Verdadeiramente, que Jogos Olímpicos incríveis foram estes em França.
É difícil condensar um período de duas semanas tão repleto de momentos memoráveis como estes incríveis Jogos Olímpicos de Paris, mas esta é a nossa melhor tentativa.
Aqui estão as 12 coisas que iremos sempre recordar dos Jogos Olímpicos de verão de Paris de 2024:
Simone Biles consolida o seu estatuto como a melhor de todos os tempos
Simone Biles chegou a Paris como a ginasta mais condecorada de sempre e saiu com mais três medalhas de ouro olímpicas e uma de prata, tornando-se numa das maiores histórias destes Jogos.
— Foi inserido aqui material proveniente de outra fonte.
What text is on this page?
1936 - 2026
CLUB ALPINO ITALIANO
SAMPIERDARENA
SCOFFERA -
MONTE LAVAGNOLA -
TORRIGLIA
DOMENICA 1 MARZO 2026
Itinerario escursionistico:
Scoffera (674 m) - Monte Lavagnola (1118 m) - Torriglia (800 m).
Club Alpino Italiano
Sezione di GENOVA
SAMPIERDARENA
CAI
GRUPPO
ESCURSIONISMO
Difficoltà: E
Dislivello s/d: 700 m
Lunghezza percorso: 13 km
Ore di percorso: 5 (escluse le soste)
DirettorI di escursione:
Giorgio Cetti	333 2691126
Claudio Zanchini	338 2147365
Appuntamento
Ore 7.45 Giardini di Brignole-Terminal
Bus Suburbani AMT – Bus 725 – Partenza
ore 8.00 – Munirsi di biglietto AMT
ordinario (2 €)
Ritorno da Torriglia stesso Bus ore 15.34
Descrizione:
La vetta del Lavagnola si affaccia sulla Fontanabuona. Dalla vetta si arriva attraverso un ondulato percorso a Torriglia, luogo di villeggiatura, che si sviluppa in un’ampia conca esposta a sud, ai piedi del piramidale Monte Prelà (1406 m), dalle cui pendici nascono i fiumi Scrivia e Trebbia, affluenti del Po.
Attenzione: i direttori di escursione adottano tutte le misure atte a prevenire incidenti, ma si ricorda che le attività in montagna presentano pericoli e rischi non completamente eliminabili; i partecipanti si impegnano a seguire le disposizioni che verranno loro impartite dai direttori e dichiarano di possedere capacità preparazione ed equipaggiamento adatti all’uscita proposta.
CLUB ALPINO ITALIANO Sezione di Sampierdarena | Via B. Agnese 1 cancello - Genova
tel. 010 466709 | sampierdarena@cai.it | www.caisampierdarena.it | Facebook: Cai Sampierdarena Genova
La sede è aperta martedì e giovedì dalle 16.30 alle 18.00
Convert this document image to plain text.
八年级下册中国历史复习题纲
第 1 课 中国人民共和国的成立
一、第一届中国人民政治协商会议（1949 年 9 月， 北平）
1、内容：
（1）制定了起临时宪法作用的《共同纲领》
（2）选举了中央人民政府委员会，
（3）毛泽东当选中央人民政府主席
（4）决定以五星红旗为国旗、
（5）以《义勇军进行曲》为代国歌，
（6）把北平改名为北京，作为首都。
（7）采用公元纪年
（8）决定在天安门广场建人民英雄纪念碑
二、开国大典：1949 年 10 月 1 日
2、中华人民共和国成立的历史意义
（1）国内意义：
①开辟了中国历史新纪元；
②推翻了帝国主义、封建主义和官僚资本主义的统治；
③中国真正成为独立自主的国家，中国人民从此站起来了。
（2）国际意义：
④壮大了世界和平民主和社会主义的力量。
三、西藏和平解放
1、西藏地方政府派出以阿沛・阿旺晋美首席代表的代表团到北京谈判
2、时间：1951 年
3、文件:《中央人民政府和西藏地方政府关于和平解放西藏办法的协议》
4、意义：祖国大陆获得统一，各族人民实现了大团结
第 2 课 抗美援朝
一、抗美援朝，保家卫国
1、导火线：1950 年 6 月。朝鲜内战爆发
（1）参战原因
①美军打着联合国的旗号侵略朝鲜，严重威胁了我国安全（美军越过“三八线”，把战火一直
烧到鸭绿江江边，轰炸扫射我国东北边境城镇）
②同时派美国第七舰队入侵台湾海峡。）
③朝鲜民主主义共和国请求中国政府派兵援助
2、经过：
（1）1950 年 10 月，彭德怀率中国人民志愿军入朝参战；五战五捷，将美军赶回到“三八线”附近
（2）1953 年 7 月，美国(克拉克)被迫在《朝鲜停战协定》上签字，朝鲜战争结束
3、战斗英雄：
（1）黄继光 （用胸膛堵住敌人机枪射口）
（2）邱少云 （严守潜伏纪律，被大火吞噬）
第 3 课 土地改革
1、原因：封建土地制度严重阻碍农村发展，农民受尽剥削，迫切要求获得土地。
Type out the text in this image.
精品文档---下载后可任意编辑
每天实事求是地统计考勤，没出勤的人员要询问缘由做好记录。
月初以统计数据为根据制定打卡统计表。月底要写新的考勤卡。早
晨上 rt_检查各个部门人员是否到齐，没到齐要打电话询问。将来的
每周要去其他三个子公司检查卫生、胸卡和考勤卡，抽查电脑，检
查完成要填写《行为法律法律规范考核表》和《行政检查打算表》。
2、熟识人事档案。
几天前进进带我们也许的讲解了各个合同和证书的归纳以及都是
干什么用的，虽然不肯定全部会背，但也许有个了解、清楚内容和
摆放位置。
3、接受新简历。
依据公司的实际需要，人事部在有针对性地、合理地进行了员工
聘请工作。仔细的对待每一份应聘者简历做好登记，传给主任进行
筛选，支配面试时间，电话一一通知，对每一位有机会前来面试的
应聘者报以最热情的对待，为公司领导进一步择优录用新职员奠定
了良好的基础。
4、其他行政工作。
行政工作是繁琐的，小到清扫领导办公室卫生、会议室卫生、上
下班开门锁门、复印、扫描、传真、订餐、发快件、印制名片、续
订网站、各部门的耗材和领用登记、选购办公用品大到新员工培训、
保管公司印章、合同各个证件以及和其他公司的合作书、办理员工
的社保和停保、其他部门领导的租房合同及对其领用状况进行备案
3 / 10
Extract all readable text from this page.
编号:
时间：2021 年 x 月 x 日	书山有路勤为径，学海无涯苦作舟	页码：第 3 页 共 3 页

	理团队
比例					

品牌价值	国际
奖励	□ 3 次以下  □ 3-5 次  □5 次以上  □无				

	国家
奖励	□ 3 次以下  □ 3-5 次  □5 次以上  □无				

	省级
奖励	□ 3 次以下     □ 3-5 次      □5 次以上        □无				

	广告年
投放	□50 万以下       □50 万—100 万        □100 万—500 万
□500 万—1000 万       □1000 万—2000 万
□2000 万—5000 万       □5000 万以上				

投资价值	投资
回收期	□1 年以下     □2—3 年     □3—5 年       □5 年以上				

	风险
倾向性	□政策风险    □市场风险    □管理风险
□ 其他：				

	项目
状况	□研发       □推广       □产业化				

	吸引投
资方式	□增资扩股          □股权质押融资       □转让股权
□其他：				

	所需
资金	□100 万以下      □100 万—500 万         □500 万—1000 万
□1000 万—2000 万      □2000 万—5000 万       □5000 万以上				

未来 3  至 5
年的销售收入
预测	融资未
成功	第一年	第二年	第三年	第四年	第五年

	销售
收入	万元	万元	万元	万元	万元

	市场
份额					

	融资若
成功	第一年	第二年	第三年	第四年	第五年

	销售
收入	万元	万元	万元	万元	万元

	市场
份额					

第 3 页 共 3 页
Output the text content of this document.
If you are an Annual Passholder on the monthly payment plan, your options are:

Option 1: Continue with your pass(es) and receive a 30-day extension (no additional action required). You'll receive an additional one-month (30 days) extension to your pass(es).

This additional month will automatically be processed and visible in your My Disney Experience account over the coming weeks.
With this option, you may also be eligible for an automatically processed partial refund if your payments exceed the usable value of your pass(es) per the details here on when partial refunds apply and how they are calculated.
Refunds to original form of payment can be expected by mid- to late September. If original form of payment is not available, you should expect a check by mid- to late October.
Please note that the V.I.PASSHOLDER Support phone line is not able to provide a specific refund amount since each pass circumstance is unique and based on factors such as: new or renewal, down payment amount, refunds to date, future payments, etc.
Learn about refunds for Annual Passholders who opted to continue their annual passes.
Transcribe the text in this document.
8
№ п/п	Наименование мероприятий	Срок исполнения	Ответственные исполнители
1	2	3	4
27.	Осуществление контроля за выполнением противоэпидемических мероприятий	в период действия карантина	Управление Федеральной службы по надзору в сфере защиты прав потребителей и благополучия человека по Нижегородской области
Tal feito reforça o seu estatuto de maior atleta que o desporto alguma vez viu, especialmente à luz do seu percurso até aos Jogos Olímpicos, que é agora bem conhecido, mas que não se torna menos extraordinário de cada vez que é contado.
A atleta de 27 anos foi afastada de várias provas nos Jogos Olímpicos de Tóquio por sofrer de “twisties”, um bloqueio mental que faz com que os ginastas percam a noção de si próprios no ar, e afastou-se do desporto para se concentrar na sua saúde mental. Depois, em Paris, conduziu os Estados Unidos a um brilhante ouro por equipas de ginástica, antes de garantir os ouros individuais nas competições de solo e de salto, bem como uma prata no solo.
Apesar de todo o entusiasmo e expectativa à sua volta, Biles confessou a Coy Wire, da CNN Sport, que o seu regresso aos Jogos Olímpicos não era para mais ninguém.
“Foi importante para mim porque ninguém me obrigou a estar naquele palco”, disse Biles. “Só o fiz por mim e estou numa situação mental e física muito boa. Então, fazer isso só para mim significou o mundo”.
O seu regresso ao auge do desporto tornou-se uma história sobre a importância da terapia, dando prioridade à sua própria saúde mental e recuperando do fundo do poço.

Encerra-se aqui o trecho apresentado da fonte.